Ia mengenakan gaun abu-abu dengan renda di lengan, rambut pirang pucatnya tergerai lembut hingga bahu. Sambil berbicara, ia mengunyah roti, memegang selembar pita telegram panjang, menerjemahkan kode di sela-sela kunyahannya.

“Hanya tiga kerangka?” Gregor bertanya.

“Yap. Itu yang tertulis. Mereka juga menemukan altar yang terkait dengan konsep ‘Cawan,’ tapi sudah dihancurkan. Rumahnya berantakan, jejak penting sepertinya sudah disapu bersih,” jawabnya sambil menaruh pita telegram dan kembali pada rotinya.

Gregor mengusap dagu, termenung.

“Orang-orang Perjamuan Merah memang bergerak cepat…”

“Mhm,” gumamnya dengan mulut penuh.

“Setiap kali kita berhasil menjatuhkan orang yang lebih penting dari sekadar pion—seorang ‘apprentice’ misalnya—jejaknya langsung dingin lagi. Memang licin sekali.”

Gregor terdiam sejenak, lalu bergumam, “Jadi semua yang kita capai kali ini hanya menjatuhkan seorang apprentice ‘Cawan’? Tak ada hasil lain?”

“Bukan cuma tak ada hasil lain. Malah tambah rumit, Kapten,” jawab wanita itu, Elena, terus terang.

“Ya… tambah rumit. Terutama karena surat itu,” kata Gregor sambil mengernyit.

Elena meletakkan rotinya, mengenakan sarung tangan putih dari tas, lalu mengeluarkan amplop. Ia membukanya hati-hati, membaca sebagian isinya.

“Sebuah peringatan: sepertinya kita sedang diawasi. Bukan oleh Biro Serenity maupun Gereja. Asal-usul dan tujuan pihak itu masih belum jelas, tapi metode mereka sangat aneh dan berbahaya. Inilah alasan perubahan rencana mendadak kami…”

Usai membaca, Elena menatap Gregor dengan tajam.

“Jadi… siapa yang mengawasi Albert dan kelompoknya?”

“Tidak tahu,” Gregor mengaku.

“Tapi berdasarkan isi surat, pihak itu sangat berbahaya. Aku curiga mayat yang membawa surat ke kantor polisi tewas oleh mereka.”

Gregor menyesap anggur, menganalisis pelan. Elena mengangguk.

“Masuk akal. Kami memeriksa tubuhnya, memang ada bekas energi spiritual. Jelas ia terkena kekuatan gaib. Tapi karena itu juga, waktu dan penyebab pastinya hampir mustahil ditentukan.”

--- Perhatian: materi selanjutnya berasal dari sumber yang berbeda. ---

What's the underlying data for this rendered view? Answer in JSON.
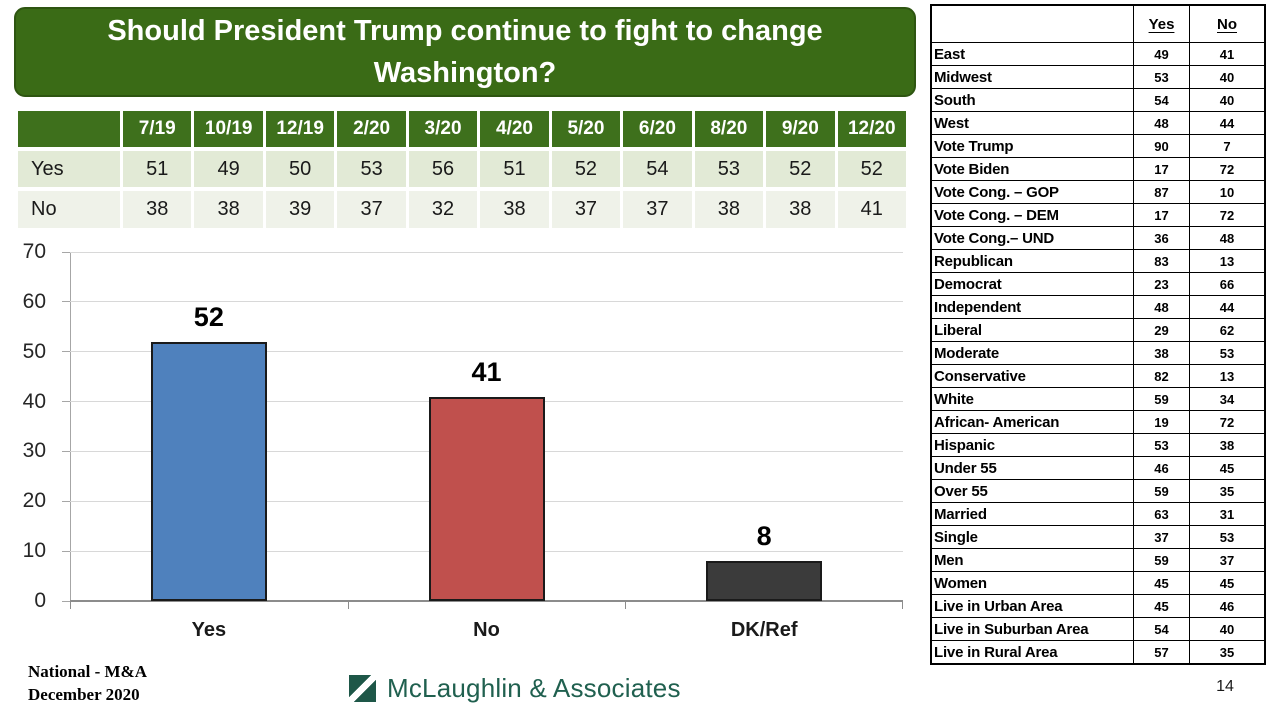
{
  "title": "Should President Trump continue to fight to change Washington?",
  "trend_table": {
    "columns": [
      "7/19",
      "10/19",
      "12/19",
      "2/20",
      "3/20",
      "4/20",
      "5/20",
      "6/20",
      "8/20",
      "9/20",
      "12/20"
    ],
    "rows": [
      {
        "label": "Yes",
        "values": [
          51,
          49,
          50,
          53,
          56,
          51,
          52,
          54,
          53,
          52,
          52
        ]
      },
      {
        "label": "No",
        "values": [
          38,
          38,
          39,
          37,
          32,
          38,
          37,
          37,
          38,
          38,
          41
        ]
      }
    ]
  },
  "chart_data": {
    "type": "bar",
    "categories": [
      "Yes",
      "No",
      "DK/Ref"
    ],
    "values": [
      52,
      41,
      8
    ],
    "bar_colors": [
      "#4F81BD",
      "#C0504D",
      "#3B3B3B"
    ],
    "ylim": [
      0,
      70
    ],
    "ytick_step": 10,
    "grid": true,
    "title": "",
    "xlabel": "",
    "ylabel": ""
  },
  "crosstab": {
    "headers": {
      "yes": "Yes",
      "no": "No"
    },
    "rows": [
      {
        "label": "East",
        "yes": 49,
        "no": 41
      },
      {
        "label": "Midwest",
        "yes": 53,
        "no": 40
      },
      {
        "label": "South",
        "yes": 54,
        "no": 40
      },
      {
        "label": "West",
        "yes": 48,
        "no": 44
      },
      {
        "label": "Vote Trump",
        "yes": 90,
        "no": 7
      },
      {
        "label": "Vote Biden",
        "yes": 17,
        "no": 72
      },
      {
        "label": "Vote Cong. – GOP",
        "yes": 87,
        "no": 10
      },
      {
        "label": "Vote Cong. – DEM",
        "yes": 17,
        "no": 72
      },
      {
        "label": "Vote Cong.– UND",
        "yes": 36,
        "no": 48
      },
      {
        "label": "Republican",
        "yes": 83,
        "no": 13
      },
      {
        "label": "Democrat",
        "yes": 23,
        "no": 66
      },
      {
        "label": "Independent",
        "yes": 48,
        "no": 44
      },
      {
        "label": "Liberal",
        "yes": 29,
        "no": 62
      },
      {
        "label": "Moderate",
        "yes": 38,
        "no": 53
      },
      {
        "label": "Conservative",
        "yes": 82,
        "no": 13
      },
      {
        "label": "White",
        "yes": 59,
        "no": 34
      },
      {
        "label": "African- American",
        "yes": 19,
        "no": 72
      },
      {
        "label": "Hispanic",
        "yes": 53,
        "no": 38
      },
      {
        "label": "Under 55",
        "yes": 46,
        "no": 45
      },
      {
        "label": "Over 55",
        "yes": 59,
        "no": 35
      },
      {
        "label": "Married",
        "yes": 63,
        "no": 31
      },
      {
        "label": "Single",
        "yes": 37,
        "no": 53
      },
      {
        "label": "Men",
        "yes": 59,
        "no": 37
      },
      {
        "label": "Women",
        "yes": 45,
        "no": 45
      },
      {
        "label": "Live in Urban Area",
        "yes": 45,
        "no": 46
      },
      {
        "label": "Live in Suburban Area",
        "yes": 54,
        "no": 40
      },
      {
        "label": "Live in Rural Area",
        "yes": 57,
        "no": 35
      }
    ]
  },
  "footer": {
    "source_line1": "National - M&A",
    "source_line2": "December 2020",
    "logo_text": "McLaughlin & Associates",
    "page_number": "14"
  },
  "colors": {
    "title_green": "#3A6B16",
    "table_header_green": "#3E701C",
    "row_light_green": "#E2EAD6",
    "row_lighter_green": "#EFF2E9",
    "logo_green": "#1E5748",
    "bar_yes": "#4F81BD",
    "bar_no": "#C0504D",
    "bar_dkref": "#3B3B3B"
  }
}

“Yang jelas, kemungkinan besar dia mati karena kekuatan supranatural. Bisa jadi saat mengantar surat ia diserang, mencoba berlindung ke kantor polisi, tapi akhirnya tewas dengan cara aneh,” simpul Gregor.

“Atau,” sela Elena sambil menaikkan alis, “mungkin juga pihak misterius itu sengaja memanipulasi si pembawa surat, dan membuatnya mati di kantor polisi.”

“Membuatnya mati di sana? Untuk apa?” Gregor bertanya bingung.

“Supaya polisi melaporkan pada kita, dan kita yang harus menumpas Albert beserta jaringannya,” jelas Elena.

“Kita, ya…” Gregor bergumam, wajahnya muram. Setelah hening sesaat, ia kembali bicara.

“Pihak misterius ini ingin kita berbenturan dengan Perjamuan Merah. Tapi untuk apa?”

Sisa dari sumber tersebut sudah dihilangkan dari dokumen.